Jacob ter Veldhuis, the Dutch composer better known as JacobTV, comes as close to pop art as classical music is ever likely to get. Borrowing the "speech-melody" technique of Scott Johnson (John Somebody) and Steve Reich (Different Trains), he loops sampled conversation to form the basis for his music. His music scrutinizes American popular culture, using it as an entry point for an nuanced critique of American democracy and capitalism.
A Reich-influenced Dutch composer with a political agenda, Jacob ter Veldhuis might sound a little like Louis Andriessen — but only on paper. JacobTV is distinguished by his great affection for the subject of his scrutiny, as made evident by his brightly colored, upbeat harmonizations of his samples. An ostensible outsider, JacobTV is in fact at home enough in the culture he satirizes so astutely to have won ardent champions among the highest ranks of American performers, including string quartet ETHEL and the Prism saxophone quartet. The inevitable comparison is to Andy Warhol, who also mirrored the popular media's mechanical repetitions and bright colors to make larger points about American culture.
But like Warhol, JacobTV focuses his attention not only on the glamor of celebrity and media advertising — as in The Body of Your Dreams (2003-2005), for two guitars and boombox, which samples the phony ecstasies of shilling infomercial MCs — but also on the grim and abject realities of American life. Grab It! (1999), for boombox and guitar, is analogous to something like Warhol's Most Wanted Men painting; the show JacobTV samples is the old Scared Straight! documentary, where prison lifers tried to intimidate young juvenile delinquents with threats, curses and stories from life behind bars.
Through it all, JacobTV's music remains surprisingly upbeat. "I pepper my music with sugar," he's said, and in fact he can even be shockingly sweet, as in his perhaps willfully cloying oratorio, Paradiso (2000), a relentless stream of lush and pleasant sounds.
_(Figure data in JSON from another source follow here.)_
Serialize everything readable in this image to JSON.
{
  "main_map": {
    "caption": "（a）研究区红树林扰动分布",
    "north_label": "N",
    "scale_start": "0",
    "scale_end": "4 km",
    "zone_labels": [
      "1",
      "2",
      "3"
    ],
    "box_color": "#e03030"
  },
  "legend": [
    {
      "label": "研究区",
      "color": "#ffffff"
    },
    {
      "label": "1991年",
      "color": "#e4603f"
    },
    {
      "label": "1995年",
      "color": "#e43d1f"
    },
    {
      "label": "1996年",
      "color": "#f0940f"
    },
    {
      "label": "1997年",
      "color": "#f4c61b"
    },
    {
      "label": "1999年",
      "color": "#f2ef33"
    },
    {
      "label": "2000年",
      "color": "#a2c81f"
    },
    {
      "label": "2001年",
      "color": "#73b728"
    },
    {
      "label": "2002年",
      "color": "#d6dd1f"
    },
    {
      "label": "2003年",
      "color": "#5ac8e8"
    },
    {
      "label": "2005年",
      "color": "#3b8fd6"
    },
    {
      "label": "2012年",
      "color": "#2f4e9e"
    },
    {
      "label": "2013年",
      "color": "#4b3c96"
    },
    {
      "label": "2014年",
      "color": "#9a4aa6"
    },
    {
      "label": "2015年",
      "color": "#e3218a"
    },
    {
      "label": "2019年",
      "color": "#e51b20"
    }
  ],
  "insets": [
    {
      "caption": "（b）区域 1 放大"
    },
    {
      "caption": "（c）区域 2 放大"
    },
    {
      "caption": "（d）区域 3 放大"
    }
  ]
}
His new project is his most ambitious yet: a "never ending reality opera" entitled The News, YouTube clips previewing the work set to music a number of Fox News segments, a Silvio Berlusconi speech and a clip from hip-hop gossipmonger Wendy Williams's daytime talk show. It premiered in 2012 as a perpetual work in progress, to be updated constantly with new video samples from contemporary media.